HACKER Q&A
📣 devstein

Best Embedding Models?


Hey HN, which embedding models are people using? There has been so much development around foundational LLMs, but haven't seen much news about embedding models.


  👤 rapatel0 Accepted Answer ✓
I've liked qwen and embeddinggemma for local search. Qwen because 32K is enough to basically fit a whole page into the context window and embeddiggemma because it's crazy efficient.

👤 jayshah5696
embeddings are easy to fine tune.

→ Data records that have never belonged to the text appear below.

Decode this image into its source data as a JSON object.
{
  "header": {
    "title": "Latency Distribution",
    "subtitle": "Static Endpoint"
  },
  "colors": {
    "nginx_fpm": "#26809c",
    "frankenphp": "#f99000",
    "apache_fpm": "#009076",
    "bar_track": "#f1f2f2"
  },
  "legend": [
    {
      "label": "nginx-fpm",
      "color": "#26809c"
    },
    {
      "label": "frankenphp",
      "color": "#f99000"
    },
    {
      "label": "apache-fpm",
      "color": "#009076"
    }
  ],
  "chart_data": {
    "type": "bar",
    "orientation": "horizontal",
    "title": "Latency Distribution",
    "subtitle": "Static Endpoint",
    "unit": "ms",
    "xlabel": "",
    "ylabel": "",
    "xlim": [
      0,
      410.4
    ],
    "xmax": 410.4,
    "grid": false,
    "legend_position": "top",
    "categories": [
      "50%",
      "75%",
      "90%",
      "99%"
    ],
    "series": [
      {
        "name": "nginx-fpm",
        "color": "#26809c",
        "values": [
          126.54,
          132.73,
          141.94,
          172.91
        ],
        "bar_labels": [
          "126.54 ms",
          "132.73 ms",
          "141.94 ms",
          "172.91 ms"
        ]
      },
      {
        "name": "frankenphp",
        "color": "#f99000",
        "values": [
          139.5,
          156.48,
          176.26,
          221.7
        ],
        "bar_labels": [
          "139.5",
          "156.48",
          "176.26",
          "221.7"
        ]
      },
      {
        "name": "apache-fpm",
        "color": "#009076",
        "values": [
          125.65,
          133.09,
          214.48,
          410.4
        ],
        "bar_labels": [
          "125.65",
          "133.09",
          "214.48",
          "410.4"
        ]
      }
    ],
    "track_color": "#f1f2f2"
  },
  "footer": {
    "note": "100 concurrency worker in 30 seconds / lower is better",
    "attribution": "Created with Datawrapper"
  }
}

Try modern bert.

👤 PhilippGille
Benchmarks only paint part of the picture, but it's still a decent place to start looking into recent models:

https://huggingface.co/spaces/mteb/leaderboard


👤 didgeoridoo
I’m partial to jina.ai — they have open models for code and prose, all easily runnable locally.

👤 LogicCraft678
Feels like embeddings are underrated compared to LLM's hype, but they doing great.

👤 halvorbuilds
gemma4

👤 frederickabrah
who knows a tool for rug check in crypto

👤 emschwartz
I’ve been using MixedBread, which is a pretty old model at this point. Recently, I tried comparing it to some newer models and was disappointed that the results weren’t dramatically and uniformly better.

You probably can’t go wrong if you pick a recent one that scores decently well on benchmarks and is at the right price point (or memory requirement) for whatever you’re trying to do.